– Это зря, – прокомментировал Семен. – Лучше завершить учебный год досрочно, распустить детей и спокойно заняться ремонтом. Ладно, это мы утрясем. А пока объясни, почему я-то так долго валяюсь?! Да и сейчас…
– Так вы ж помирать собирались, Семен Николаевич! – рассмеялся Юрайдех. – А мы не дали!
– Кто это «мы»? – помрачнел несостоявшийся покойник. – Ну-ка рассказывай! С подробностями – все как есть!
– Понимаете, Семен Николаевич… – как-то застенчиво начал Юрайдех, – решил я поколдовать. Ну, в смысле, что если сосредоточиться и очень-очень сильно чего-то захотеть…
– Короче, руки накладывал, ночей не спал?
– Ага, – кивнул сын. – Но получилось же!
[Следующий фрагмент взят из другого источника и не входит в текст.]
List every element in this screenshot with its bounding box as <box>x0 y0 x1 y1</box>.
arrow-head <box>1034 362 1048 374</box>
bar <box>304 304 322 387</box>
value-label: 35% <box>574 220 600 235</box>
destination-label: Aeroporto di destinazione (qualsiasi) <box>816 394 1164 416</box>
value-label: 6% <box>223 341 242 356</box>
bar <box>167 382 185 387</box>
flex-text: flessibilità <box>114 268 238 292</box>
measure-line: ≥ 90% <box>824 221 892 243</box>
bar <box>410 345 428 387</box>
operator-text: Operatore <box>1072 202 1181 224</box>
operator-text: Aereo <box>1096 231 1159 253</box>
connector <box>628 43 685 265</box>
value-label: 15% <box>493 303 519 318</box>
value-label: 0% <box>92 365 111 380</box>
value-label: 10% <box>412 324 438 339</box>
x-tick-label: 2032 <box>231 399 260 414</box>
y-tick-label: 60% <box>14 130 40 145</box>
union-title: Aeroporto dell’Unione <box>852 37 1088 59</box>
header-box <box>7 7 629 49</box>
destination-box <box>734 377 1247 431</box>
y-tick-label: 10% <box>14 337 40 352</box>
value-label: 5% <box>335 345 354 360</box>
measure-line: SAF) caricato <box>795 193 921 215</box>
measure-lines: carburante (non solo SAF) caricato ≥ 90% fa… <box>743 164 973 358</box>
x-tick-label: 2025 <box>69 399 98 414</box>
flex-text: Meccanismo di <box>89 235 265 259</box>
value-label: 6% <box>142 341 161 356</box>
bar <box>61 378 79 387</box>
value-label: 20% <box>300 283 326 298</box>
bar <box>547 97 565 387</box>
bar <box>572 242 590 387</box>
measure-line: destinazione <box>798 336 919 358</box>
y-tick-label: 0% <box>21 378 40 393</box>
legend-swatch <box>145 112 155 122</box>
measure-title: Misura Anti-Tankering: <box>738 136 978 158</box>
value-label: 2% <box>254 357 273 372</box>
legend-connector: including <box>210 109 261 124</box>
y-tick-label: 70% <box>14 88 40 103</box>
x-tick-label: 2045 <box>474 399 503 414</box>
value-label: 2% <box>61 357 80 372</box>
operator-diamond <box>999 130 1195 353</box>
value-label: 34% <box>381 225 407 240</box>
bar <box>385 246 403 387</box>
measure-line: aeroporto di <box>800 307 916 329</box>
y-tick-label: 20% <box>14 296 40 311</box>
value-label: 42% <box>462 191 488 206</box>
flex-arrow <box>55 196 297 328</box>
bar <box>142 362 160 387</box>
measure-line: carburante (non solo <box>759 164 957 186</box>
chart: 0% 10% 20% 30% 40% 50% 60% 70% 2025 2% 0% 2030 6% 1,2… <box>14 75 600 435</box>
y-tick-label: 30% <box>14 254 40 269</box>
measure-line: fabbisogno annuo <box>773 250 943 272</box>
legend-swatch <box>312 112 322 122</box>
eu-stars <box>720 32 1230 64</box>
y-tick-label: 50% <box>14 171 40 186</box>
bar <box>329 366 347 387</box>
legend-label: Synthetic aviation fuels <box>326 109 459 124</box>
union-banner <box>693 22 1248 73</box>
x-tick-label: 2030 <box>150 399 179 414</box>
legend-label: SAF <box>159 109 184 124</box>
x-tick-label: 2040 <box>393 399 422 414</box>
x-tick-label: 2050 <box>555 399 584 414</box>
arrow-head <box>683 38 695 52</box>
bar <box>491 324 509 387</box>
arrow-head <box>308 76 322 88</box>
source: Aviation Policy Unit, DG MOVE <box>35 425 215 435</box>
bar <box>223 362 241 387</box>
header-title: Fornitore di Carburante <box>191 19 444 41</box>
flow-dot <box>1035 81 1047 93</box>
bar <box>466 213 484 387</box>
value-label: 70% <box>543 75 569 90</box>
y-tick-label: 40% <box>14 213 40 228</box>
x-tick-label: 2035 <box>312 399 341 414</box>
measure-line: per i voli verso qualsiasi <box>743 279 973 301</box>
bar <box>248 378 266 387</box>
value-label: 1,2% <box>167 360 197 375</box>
Вы на третий день бредить перестали и уснули – по-настоящему. А Эльха вас все время настоем пронлуты поила. Вы за эти дни, наверное, целое озеро выпили!
– Раз выпил, значит и… М-да-а… А Эльха где?
– Помогает детей кормить, скоро придет. Да вы не думайте – еды полно, я сейчас вам бульон разогрею.
– Разогрей… – пробормотал Семен. Он собирал волю для главного вопроса, но она не собиралась, так что пришлось довольствоваться второстепенным: – Как ты думаешь, Юра, почему меня так раздражает… Так раздражает…
– Что?
– Ну, что я не могу читать тебе нотации, не могу учить жизни, что у тебя и так все получается! Может, от зависти, а?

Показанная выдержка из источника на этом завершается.